Go back to the temperature-mole fraction diagram for the isopropyl alcohol-isobutyl alcohol system (Fig. 140). The composition of the vapor is always different from that of the liquid, and we can separate the two compounds. If the composition of the vapor is the same as that of the liquid, that separation is hopeless. Since we’ve used the notions of an ideal gas in deriving our equations for the liquid and vapor compositions (Clausius-Clapyron, Dalton, and Raoult), this azeotropic behavior is said to result from deviation from ideality, specifically deviations from Raoult’s Law. Although you might invoke certain interactive forces in explaining nonideal behavior, you cannot predict azeotrope formation a priori. Very similar materials form azeotropes (ethanol-water). Very different materials form azeotropes (toluene-water). And they can be either minimum-boiling azeotropes or maximum-boiling azeotropes.
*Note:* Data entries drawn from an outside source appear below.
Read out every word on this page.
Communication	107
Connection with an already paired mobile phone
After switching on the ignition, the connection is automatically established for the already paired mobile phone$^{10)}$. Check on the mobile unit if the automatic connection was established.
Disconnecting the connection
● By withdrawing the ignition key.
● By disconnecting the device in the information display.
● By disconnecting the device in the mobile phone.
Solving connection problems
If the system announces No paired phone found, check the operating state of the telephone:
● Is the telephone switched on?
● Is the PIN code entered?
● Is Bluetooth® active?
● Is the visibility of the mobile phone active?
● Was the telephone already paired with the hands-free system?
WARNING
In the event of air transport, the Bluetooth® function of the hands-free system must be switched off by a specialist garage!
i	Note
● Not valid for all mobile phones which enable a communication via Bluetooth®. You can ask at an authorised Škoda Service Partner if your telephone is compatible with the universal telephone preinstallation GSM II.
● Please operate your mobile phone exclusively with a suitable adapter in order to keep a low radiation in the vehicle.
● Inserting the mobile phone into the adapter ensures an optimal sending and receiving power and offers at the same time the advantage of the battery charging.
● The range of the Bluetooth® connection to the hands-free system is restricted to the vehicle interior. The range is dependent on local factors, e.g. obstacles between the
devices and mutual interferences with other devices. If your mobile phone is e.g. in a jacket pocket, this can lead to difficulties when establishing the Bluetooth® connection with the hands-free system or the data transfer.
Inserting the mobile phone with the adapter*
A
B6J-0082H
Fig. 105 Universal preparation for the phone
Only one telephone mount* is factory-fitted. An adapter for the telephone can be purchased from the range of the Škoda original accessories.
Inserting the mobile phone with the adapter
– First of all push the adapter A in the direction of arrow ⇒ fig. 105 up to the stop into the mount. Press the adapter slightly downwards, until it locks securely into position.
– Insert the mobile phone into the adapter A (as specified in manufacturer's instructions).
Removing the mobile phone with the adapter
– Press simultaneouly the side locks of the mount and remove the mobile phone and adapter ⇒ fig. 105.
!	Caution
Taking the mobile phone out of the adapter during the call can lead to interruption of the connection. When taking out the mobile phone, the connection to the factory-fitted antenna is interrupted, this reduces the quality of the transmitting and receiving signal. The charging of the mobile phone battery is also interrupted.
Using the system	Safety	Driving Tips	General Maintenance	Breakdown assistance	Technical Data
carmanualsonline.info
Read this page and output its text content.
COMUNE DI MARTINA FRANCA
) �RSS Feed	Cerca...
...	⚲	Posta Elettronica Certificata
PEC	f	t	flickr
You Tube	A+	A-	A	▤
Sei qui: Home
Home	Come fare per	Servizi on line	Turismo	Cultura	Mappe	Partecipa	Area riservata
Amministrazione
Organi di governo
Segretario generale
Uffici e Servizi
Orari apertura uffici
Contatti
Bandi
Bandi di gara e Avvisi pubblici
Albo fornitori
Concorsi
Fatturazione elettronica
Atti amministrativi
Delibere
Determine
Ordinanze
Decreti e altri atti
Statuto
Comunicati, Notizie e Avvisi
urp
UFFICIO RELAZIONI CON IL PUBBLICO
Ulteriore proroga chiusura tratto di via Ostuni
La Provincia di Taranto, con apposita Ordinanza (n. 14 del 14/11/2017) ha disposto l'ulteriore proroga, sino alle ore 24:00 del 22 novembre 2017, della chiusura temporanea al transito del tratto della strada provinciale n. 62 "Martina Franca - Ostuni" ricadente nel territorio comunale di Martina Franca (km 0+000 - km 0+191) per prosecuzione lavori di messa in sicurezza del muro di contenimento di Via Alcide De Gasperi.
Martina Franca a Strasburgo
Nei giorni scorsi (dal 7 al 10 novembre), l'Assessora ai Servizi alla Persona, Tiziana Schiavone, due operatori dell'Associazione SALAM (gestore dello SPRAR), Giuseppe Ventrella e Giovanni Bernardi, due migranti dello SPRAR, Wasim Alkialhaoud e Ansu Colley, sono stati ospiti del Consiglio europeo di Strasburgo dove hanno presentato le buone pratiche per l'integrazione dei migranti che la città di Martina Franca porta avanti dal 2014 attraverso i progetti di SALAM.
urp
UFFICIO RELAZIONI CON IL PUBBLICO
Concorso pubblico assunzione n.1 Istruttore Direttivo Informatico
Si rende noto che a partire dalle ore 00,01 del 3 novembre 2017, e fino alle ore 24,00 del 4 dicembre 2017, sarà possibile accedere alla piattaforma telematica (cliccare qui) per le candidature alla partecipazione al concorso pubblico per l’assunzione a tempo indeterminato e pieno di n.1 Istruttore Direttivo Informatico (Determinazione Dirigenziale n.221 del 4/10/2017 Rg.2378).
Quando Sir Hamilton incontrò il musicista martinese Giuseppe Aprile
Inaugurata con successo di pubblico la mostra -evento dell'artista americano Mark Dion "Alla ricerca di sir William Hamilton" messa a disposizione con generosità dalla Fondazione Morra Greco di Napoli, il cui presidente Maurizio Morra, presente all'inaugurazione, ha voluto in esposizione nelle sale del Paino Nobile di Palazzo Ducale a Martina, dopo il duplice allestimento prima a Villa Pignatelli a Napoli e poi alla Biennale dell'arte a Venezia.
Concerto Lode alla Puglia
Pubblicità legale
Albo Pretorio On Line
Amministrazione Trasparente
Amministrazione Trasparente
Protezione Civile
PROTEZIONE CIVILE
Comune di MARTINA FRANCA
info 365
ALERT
Minimum-Boiling Azeotropes
The ethanol-water azeotrope (95%ethanol-5%water) is an example of a minimum boiling azeotrope. Its boiling point is lower than that of the components (Fig. 143). If you’ve ever fermented anything and distilled the results in the hopes of obtaining 200 proof (100%) white lightning, you’d have to content yourself with getting the azeotropic 190 proof mixture, instead. Fermentation usually stops when the yeast die in their own 15% ethanol solution. At room temperature, this is point A on our phase diagram. When you heat the solution, you move from point A to point B and, urges to go to point F notwithstanding, you cycle through distillation cycles B-C-D and D-E-G, and, well, guess what comes off the liquid? Yep, the azeotrope. As the azeo-trope comes over, the composition of the boiling liquid moves to the right (it gets richer in water), and finally there isn’t enough ethanol to support the azeotropic composition. At that point, you’re just distilling water. The process is mirrored if you start with a liquid that is > 95% ethanol and water. The azeotrope comes off first.
Fig. 143 Minimum-boiling ethanol-water azeotrope.